Temporal Phase Unwrapping for High-Speed Holographic Shape Measurements of Geometrically Discontinuous Objects

Abstract

We are developing a High-speed Digital Holographic (HDH) system capable of performing near-simultaneous measurements of nanometer-scale displacement and micrometer-scale shape within a fraction of a second during uncontrolled environmental and physiological disturbances, suitable for industrial and life science applications. However, for some applications where time-dependent variations introduce geometrical discontinuities, optical phase measurements become a challenge. In this paper, we present methodologies that overcome these geometrical discontinuities while enabling different levels of measuring resolution. The HDH shape measurements are based on Multiple Wavelength Holographic Interferometry (MWHI).
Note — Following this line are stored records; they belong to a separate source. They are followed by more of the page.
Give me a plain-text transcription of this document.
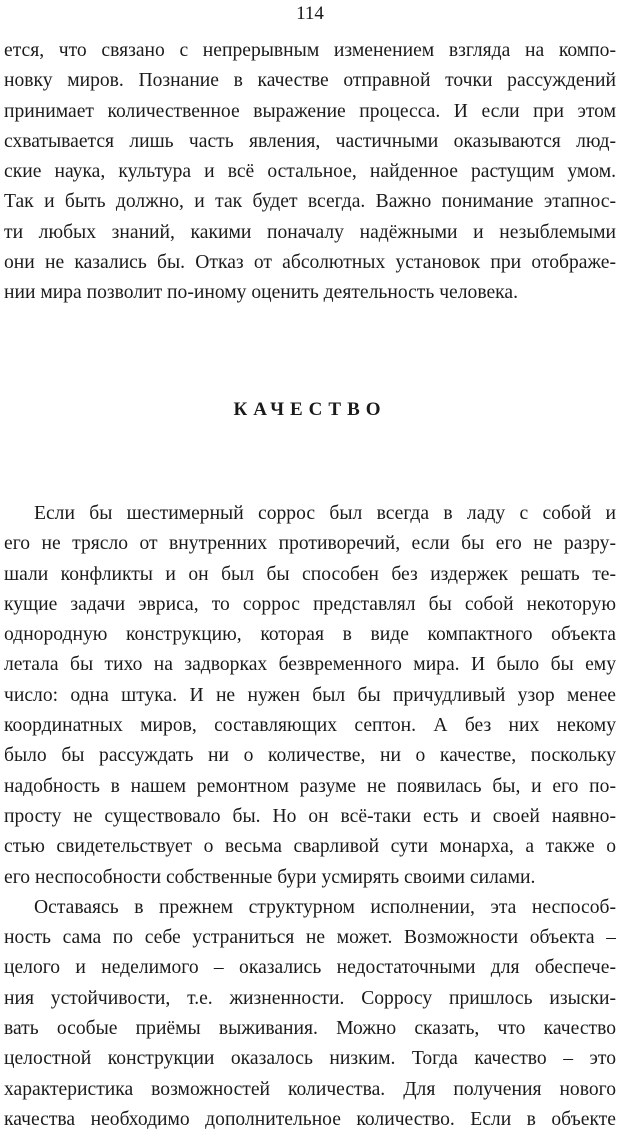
114
ется, что связано с непрерывным изменением взгляда на компо-
новку миров. Познание в качестве отправной точки рассуждений
принимает количественное выражение процесса. И если при этом
схватывается лишь часть явления, частичными оказываются люд-
ские наука, культура и всё остальное, найденное растущим умом.
Так и быть должно, и так будет всегда. Важно понимание этапнос-
ти любых знаний, какими поначалу надёжными и незыблемыми
они не казались бы. Отказ от абсолютных установок при отображе-
нии мира позволит по-иному оценить деятельность человека.
КАЧЕСТВО
Если бы шестимерный соррос был всегда в ладу с собой и
его не трясло от внутренних противоречий, если бы его не разру-
шали конфликты и он был бы способен без издержек решать те-
кущие задачи эвриса, то соррос представлял бы собой некоторую
однородную конструкцию, которая в виде компактного объекта
летала бы тихо на задворках безвременного мира. И было бы ему
число: одна штука. И не нужен был бы причудливый узор менее
координатных миров, составляющих септон. А без них некому
было бы рассуждать ни о количестве, ни о качестве, поскольку
надобность в нашем ремонтном разуме не появилась бы, и его по-
просту не существовало бы. Но он всё-таки есть и своей наявно-
стью свидетельствует о весьма сварливой сути монарха, а также о
его неспособности собственные бури усмирять своими силами.
Оставаясь в прежнем структурном исполнении, эта неспособ-
ность сама по себе устраниться не может. Возможности объекта –
целого и неделимого – оказались недостаточными для обеспече-
ния устойчивости, т.е. жизненности. Сорросу пришлось изыски-
вать особые приёмы выживания. Можно сказать, что качество
целостной конструкции оказалось низким. Тогда качество – это
характеристика возможностей количества. Для получения нового
качества необходимо дополнительное количество. Если в объекте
In MWHI the wavelength of the laser is rapidly varied between a series of exposures resulting in micro to millimeter scale synthetic wavelengths. In the holographic recording step, during a single laser tuning ramp, tens of rapid optical phase samplings are acquired, each describing the phase of the object with slightly varied illumination wavelengths (i.e., <0.1 nm). In the holographic reconstruction step, a database consisting of hundreds of phase maps with different synthetic wavelengths is constructed by recovering the shape from any two non-repeated combinations of the phase samplings. A custom temporal phase unwrapping method is developed that resolves and unwraps the depth uncertainties of high-resolution phase maps using the collection of low-fringe density wrapped phase maps from the database that are immune to surface discontinuities. Measurements on National Institute of Standard and Technology (NIST) traceable gauges and discontinuous samples demonstrate the performance of the method. A use of the method in a specific biomedical application is presented.